Let me first list down the elements/features of the claim, and then try to decide which elements/features are essential and novel, and which ones are optional.Here is the list:
  1. Gabion is made from ropes
  2. The ropes can be of any synthetic material such as polypropylene or high-density polyethylene or polyester or a suitable combination of these materials
  3. Horizontal and vertical chords of ropes are weaved
  4. The ropes are weaved in a continuous mesh of definite geometric pattern to form a basket or container of definite geometric shape
  5. The geometric pattern can be circular, square or rectangular
  6. The weaved ropes which define a definite geometric pattern also define apertures of desired size
  7. The container or basket has internal baffles or partitions
  8. The container or basket doesn’t have internal baffles or partitions
  9. The container has flip open top lid to facilitate filling of the gabion
  10. The gabion has inbuilt hangs to accommodate lifting hooks or shackles of a crane for lifting the filled gabion
  11. The gabion does not have inbuilt hangs
I looked at the way the claim has been worded to understand which features/elements are included in such a way that even without the inclusion of that feature the invention will work. According to me the following features/elements of the claim are optional:
  1. The container or basket has internal baffles or partitions
  2. The container or basket doesn’t have internal baffles or partitions
  3. The gabion has inbuilt hangs to accommodate lifting hooks or shackles of a crane for lifting the filled gabion
  4. The gabion does not have inbuilt hangs
The reason being the following lines in the claim:
“having or without having internal baffles or partitions…with or without in-built hangs to accommodate…”
The above lines are self explanatory. Having baffles and in-built hangs appear to be purely optional, and hence in my opinion are definitely not “essential” for the invention, and neither are they the “novel” elements/features of the invention.
Hence, according to me, the below listed features are the essential features of the invention and the novel feature(s) (if any) will be among the essential features.
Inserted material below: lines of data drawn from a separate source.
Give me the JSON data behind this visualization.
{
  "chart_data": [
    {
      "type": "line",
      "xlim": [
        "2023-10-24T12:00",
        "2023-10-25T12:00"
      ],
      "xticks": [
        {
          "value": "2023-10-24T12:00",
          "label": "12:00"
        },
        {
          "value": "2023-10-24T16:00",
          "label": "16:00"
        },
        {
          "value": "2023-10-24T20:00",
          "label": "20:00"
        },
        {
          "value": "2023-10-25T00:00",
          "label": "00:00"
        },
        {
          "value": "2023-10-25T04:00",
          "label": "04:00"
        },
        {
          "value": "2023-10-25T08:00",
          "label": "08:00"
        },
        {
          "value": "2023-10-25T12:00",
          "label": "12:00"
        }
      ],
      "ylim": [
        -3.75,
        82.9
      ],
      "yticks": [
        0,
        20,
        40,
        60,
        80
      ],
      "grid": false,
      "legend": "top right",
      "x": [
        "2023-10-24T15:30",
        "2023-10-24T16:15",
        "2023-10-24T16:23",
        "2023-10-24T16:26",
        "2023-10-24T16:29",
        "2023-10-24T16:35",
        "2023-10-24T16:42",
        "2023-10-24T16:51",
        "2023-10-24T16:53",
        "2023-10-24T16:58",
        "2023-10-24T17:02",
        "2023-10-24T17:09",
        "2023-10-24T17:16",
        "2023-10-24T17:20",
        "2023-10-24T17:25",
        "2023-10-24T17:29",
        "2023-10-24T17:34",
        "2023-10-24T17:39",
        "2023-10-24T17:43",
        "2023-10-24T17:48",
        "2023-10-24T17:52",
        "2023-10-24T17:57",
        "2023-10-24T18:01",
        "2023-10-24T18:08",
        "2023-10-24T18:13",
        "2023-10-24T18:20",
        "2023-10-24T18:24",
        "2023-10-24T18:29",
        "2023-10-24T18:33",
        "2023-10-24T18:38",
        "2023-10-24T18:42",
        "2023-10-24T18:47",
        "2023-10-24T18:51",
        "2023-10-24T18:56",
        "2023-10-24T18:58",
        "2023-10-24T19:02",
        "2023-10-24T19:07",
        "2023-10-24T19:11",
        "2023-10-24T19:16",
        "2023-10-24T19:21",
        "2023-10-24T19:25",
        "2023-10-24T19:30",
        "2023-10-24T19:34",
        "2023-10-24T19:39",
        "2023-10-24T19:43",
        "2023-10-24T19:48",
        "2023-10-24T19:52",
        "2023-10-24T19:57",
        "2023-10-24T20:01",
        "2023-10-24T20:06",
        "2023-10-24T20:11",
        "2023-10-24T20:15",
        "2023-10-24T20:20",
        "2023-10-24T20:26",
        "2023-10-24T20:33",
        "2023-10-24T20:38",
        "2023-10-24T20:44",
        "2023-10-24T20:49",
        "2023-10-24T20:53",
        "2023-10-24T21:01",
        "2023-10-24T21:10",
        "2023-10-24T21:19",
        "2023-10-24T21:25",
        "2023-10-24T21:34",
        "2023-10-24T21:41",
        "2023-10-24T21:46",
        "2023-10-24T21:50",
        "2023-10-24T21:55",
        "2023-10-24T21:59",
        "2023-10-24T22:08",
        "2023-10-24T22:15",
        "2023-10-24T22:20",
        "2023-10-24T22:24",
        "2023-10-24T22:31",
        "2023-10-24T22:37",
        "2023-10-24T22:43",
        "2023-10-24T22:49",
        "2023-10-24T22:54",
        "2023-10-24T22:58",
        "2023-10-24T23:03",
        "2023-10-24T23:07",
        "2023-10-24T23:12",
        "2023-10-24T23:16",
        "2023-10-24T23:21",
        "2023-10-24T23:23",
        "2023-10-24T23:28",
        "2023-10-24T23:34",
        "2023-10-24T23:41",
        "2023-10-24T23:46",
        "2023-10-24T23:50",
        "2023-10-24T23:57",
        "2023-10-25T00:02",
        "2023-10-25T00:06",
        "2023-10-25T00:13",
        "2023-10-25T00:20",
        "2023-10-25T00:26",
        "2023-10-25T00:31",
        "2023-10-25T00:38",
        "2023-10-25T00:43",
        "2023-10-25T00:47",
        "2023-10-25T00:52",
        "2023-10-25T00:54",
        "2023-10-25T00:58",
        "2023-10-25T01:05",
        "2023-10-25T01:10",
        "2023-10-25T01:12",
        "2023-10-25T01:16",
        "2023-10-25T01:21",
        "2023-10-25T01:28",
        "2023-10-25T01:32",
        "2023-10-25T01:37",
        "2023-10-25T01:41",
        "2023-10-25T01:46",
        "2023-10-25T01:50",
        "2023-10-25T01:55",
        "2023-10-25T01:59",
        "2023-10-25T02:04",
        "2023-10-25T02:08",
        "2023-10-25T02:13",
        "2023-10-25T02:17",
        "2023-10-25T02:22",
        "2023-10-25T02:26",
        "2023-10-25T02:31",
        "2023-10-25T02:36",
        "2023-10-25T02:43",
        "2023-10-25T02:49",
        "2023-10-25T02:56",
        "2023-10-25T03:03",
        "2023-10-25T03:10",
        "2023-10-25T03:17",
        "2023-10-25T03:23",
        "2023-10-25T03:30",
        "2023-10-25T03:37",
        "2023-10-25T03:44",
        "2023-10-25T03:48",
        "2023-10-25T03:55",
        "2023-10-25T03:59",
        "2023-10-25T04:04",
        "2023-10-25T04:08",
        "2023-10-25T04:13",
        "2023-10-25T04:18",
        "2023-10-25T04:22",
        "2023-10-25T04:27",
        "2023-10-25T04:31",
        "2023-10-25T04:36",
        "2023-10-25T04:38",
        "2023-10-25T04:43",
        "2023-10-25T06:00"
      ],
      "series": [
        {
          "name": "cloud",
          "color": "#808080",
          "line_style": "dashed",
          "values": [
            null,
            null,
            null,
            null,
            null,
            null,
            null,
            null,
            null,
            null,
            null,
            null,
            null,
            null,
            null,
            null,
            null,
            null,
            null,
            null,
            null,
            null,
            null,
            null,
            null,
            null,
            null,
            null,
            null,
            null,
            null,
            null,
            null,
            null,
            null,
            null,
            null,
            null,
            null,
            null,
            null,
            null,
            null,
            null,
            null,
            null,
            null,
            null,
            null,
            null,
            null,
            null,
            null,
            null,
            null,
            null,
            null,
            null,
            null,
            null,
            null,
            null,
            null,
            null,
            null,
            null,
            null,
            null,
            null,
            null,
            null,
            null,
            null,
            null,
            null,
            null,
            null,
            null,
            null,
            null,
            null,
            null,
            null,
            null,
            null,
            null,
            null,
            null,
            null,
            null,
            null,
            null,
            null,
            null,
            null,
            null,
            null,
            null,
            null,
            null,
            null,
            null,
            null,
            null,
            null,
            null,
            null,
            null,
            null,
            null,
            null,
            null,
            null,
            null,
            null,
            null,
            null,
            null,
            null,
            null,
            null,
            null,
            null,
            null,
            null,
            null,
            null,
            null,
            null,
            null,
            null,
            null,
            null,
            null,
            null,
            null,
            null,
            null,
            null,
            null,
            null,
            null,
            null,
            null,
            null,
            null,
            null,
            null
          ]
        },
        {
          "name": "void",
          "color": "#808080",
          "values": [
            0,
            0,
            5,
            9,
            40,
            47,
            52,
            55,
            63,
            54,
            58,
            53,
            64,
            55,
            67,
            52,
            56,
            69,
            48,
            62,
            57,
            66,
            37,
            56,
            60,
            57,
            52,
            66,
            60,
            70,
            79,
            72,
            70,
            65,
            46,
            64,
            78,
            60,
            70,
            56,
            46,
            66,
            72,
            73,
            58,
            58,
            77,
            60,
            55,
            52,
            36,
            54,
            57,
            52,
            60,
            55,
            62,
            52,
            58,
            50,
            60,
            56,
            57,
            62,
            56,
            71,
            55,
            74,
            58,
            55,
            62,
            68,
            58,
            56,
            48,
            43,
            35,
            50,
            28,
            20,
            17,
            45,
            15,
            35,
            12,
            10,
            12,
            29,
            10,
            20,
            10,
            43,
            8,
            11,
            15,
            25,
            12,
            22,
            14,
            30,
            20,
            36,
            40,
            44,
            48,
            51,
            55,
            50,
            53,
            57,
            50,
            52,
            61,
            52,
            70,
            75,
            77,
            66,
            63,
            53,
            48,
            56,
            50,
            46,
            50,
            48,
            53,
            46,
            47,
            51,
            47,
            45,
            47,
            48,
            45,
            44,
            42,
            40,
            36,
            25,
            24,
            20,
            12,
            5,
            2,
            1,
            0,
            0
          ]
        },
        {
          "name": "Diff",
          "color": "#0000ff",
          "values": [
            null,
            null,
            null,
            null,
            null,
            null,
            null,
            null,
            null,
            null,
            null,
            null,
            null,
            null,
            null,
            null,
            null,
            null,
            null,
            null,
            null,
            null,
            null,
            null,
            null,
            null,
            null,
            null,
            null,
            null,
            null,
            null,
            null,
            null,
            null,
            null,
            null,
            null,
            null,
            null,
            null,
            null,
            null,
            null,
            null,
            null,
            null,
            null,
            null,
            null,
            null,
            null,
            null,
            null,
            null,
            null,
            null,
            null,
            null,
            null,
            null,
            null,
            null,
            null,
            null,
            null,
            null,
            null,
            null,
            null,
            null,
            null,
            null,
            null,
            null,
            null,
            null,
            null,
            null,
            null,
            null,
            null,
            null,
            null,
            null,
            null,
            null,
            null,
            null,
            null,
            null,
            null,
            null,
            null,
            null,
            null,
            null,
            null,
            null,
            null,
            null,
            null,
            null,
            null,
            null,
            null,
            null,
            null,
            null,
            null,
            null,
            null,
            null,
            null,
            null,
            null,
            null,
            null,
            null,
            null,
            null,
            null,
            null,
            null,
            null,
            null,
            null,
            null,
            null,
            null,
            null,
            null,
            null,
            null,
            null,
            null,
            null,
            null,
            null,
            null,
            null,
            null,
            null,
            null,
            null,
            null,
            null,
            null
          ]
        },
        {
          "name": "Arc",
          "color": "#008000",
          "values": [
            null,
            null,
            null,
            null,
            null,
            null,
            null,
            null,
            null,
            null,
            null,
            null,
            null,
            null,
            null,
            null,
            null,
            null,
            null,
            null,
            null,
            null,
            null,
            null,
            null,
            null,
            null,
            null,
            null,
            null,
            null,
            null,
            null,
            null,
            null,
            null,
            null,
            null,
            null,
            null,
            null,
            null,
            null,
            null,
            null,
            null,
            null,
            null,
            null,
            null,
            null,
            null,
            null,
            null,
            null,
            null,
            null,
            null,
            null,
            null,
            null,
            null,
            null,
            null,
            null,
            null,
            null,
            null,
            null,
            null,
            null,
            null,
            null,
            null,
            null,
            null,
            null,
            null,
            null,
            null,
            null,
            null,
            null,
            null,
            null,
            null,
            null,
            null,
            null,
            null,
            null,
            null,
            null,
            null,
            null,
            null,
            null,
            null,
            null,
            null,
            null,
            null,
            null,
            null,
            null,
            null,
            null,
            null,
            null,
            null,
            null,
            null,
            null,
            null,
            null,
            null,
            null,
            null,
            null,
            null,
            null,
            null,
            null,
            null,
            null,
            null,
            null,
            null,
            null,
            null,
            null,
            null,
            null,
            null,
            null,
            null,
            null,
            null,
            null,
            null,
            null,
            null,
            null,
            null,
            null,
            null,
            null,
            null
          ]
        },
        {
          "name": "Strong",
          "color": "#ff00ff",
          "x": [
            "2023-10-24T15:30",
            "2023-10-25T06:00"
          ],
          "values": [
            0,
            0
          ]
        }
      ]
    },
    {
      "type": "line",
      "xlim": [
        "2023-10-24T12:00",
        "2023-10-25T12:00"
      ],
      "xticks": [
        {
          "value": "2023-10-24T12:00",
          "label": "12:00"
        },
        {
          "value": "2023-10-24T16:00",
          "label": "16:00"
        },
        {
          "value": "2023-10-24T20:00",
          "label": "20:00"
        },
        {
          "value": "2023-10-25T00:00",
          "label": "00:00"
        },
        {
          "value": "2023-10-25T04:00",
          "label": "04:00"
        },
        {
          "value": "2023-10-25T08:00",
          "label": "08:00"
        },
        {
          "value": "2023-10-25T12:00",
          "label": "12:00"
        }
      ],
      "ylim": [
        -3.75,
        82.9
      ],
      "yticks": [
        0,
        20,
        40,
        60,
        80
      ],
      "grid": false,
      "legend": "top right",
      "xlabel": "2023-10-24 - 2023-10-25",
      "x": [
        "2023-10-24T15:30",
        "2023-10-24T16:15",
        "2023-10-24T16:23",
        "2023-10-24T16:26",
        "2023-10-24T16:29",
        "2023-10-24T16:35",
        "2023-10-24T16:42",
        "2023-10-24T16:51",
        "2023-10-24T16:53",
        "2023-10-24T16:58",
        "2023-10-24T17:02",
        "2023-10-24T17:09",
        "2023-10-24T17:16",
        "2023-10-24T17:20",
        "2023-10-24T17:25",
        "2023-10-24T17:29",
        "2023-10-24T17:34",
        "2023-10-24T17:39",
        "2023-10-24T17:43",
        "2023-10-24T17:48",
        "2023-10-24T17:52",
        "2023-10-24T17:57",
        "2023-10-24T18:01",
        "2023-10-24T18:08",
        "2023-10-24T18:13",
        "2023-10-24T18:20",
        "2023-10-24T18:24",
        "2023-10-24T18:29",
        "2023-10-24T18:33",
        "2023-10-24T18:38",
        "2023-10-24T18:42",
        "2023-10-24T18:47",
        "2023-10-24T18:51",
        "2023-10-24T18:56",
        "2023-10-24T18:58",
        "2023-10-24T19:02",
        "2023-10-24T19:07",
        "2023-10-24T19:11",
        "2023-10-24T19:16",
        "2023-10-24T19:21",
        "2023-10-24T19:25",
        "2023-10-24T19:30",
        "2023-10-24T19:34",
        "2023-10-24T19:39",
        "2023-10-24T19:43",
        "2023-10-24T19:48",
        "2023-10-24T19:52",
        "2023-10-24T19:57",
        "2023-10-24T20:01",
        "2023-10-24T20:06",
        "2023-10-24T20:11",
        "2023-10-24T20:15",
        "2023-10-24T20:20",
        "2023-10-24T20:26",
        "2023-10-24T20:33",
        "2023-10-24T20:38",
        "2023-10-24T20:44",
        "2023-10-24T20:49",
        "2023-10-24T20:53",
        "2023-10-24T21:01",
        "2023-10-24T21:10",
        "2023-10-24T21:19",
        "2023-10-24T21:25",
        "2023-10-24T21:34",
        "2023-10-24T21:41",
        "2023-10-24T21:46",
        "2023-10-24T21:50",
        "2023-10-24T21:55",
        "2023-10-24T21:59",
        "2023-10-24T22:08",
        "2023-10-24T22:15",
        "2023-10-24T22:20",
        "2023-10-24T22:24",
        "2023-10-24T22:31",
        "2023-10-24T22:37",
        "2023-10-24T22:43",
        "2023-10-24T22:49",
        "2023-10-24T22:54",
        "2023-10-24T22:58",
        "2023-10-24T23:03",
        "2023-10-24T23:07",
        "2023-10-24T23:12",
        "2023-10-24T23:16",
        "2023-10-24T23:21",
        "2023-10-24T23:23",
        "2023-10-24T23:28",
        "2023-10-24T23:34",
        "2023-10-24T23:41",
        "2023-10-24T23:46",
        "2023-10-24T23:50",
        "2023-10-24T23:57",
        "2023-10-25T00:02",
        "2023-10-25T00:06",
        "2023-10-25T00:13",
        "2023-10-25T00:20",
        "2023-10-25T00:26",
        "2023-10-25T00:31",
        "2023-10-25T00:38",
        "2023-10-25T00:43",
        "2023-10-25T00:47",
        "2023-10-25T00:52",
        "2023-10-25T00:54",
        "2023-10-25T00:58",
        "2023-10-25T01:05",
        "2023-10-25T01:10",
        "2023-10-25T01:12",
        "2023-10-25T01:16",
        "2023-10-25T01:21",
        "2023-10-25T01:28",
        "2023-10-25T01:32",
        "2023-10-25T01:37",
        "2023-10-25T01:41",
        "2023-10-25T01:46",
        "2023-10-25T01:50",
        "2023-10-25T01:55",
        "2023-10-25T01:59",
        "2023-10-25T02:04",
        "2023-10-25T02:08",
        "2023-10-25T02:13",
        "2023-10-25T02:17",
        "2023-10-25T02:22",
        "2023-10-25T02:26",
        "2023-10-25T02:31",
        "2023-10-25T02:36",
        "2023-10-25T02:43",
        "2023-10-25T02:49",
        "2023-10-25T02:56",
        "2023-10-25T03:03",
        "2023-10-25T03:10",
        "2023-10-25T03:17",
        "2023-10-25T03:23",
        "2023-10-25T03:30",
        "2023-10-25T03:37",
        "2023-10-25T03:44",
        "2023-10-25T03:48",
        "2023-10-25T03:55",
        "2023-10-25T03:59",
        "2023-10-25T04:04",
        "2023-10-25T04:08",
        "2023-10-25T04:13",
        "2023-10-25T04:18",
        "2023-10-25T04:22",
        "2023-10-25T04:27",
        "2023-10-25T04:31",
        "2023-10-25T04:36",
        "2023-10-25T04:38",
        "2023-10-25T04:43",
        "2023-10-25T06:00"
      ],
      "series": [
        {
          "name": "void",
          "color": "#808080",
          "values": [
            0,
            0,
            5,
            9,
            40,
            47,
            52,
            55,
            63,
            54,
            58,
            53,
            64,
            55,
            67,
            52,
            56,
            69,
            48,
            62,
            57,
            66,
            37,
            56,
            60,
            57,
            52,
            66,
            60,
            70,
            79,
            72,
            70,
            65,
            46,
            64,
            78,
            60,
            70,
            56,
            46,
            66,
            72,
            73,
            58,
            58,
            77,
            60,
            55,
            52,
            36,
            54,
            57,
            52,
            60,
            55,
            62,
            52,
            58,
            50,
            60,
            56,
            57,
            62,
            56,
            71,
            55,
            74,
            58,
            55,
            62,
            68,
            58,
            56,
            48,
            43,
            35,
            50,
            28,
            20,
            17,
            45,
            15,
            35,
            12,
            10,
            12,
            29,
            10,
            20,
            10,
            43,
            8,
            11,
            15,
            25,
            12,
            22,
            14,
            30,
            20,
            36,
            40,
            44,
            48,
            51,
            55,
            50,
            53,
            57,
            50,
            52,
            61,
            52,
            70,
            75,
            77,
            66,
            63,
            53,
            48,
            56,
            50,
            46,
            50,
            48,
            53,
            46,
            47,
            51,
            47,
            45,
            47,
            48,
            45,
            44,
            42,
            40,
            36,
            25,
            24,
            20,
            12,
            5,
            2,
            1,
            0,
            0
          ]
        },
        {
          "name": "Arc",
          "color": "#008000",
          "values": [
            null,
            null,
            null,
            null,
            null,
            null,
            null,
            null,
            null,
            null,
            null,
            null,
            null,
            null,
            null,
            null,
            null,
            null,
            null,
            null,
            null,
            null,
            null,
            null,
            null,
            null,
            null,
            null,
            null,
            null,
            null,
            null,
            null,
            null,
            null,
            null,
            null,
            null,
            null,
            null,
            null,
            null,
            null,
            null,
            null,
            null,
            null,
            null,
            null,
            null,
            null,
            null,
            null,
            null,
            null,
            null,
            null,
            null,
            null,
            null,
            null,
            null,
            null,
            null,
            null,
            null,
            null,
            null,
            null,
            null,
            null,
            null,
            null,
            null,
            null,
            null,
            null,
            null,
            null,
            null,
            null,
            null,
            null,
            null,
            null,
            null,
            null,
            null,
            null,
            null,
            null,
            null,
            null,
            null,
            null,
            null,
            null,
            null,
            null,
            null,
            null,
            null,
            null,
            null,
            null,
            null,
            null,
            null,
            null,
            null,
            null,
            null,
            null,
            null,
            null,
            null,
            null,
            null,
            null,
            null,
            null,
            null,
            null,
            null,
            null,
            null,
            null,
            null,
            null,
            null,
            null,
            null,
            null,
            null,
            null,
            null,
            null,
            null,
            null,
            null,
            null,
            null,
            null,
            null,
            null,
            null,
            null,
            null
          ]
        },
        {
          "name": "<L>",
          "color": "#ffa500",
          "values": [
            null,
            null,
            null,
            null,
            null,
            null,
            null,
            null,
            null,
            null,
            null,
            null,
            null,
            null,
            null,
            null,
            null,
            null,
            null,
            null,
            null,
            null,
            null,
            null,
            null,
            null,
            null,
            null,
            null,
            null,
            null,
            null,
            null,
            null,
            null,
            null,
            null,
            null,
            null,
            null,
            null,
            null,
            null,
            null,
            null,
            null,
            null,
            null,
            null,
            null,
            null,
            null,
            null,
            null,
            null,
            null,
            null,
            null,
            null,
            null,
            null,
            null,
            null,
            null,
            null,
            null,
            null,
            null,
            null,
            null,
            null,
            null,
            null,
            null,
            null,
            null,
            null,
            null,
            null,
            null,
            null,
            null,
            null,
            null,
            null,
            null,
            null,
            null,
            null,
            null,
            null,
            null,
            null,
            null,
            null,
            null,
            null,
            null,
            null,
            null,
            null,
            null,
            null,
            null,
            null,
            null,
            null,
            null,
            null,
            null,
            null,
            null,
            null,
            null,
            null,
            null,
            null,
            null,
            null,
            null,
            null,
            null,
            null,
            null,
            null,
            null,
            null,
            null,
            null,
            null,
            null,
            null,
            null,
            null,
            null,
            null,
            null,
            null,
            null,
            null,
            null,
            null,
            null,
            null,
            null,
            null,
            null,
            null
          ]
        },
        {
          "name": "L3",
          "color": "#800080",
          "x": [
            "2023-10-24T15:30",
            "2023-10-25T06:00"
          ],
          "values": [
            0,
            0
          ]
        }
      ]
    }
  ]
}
Therefore, in my opinion, if prior art teaches a gabion having the below listed features/elements then the claim may not be valid:
  1. Gabion is made from ropes
  2. The ropes can be of any synthetic material such as polypropylene or high-density polyethylene or polyester or a suitable combination of these materials
  3. Horizontal and vertical chords of ropes are weaved
  4. The ropes are weaved in a continuous mesh of definite geometric pattern to form a basket or container of definite geometric shape
  5. The geometric pattern can be circular, square or rectangular
  6. The weaved ropes which define a definite geometric pattern also define apertures of desired size
  7. The container has flip open top lid to facilitate filling of the gabion
With the above list with us now, I would like to do some of the below listed tasks:
1.Understand the scope of the claim in light of the description
2.Analyze the prosecution history of this patent
3.May be even pull out prior art for the subject matter disclosed in this patent, and give my opinion with respect to novelty and inventive step
And I shall keep you updates about the progress in these tasks through my future posts in this blog!